With Valve  -  you impose a certain method ( division of problem space)
and prevent any optimizations that can result from using efficient data

The reason Valve looks nice on paper is that it doesn't have to deal with
all the details of the request processing - subRequests, etc. Looking forward
to see how Catalina will perform and see where is the overhead.

> The key question, though, is "can I implement something using one approach
> that I cannot implement in the other".  The only place I can see a big
> difference here is the case where you want all of the interceptors to have a
> crack at, say, the requestMap() call, then go back and call all of them again
> for the authenticate() call.  (For those of you familiar with Apache modules,
> that's the way they work).  While one could discuss how often you need that
> kind of thing inside a servlet container (versus when writing webserver
> extensions), it can be implemented when needed with Valves by simply having
> more than one Valve in the pipeline, using shared state behind the scenes as
> required to accomplish the functional purpose required.

Sounds simple :-)

The situation is very common - for example include() and all getRealPath().
But we are going back to alghoritms - it's a problem common to recursive
programming, it's hard to control entry and exit.

Another thing you can't do with valves - you can't distinguish between
various proessing stages.
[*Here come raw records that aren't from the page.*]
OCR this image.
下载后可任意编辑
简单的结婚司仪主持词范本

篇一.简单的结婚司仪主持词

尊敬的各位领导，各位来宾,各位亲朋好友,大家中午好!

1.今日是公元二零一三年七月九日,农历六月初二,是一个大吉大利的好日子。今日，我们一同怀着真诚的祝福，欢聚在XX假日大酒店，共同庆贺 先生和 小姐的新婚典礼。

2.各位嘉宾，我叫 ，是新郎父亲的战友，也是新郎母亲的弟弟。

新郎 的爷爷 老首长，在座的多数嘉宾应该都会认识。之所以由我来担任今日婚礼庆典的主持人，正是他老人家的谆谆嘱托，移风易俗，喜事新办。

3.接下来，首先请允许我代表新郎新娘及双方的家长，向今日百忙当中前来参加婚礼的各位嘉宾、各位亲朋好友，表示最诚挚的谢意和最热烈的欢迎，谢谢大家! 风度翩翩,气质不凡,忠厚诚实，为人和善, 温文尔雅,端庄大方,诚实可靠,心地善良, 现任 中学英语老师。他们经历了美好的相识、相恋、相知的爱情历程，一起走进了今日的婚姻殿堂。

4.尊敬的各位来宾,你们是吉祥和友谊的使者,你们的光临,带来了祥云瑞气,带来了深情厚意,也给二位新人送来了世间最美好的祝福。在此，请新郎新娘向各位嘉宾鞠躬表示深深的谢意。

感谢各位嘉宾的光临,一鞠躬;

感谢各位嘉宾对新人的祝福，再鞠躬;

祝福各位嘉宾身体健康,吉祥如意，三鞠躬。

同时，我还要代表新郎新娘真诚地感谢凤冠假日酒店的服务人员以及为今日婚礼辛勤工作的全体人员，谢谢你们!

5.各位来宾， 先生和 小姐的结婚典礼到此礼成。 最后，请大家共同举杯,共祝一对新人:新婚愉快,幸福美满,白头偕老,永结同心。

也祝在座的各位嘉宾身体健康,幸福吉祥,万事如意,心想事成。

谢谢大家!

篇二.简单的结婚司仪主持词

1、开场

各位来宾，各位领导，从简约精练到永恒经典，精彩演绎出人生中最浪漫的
The reason interceptor has 10 methods is that
there _are_  several distinct stages, and you have better control by
exposing them instead of hiding them in the processing chain ( inside
invoke() method).

You may want to check if a particular resource is "authorized" - the user
is authenticated and calls getResource() ( I know it's not required by the
spec, but spec do change) , you have the context  and you just need to call
the authorization stage.
Or getContext(uri) - you don't need to call the full valve chain, only the
valves that are involved in context mapping.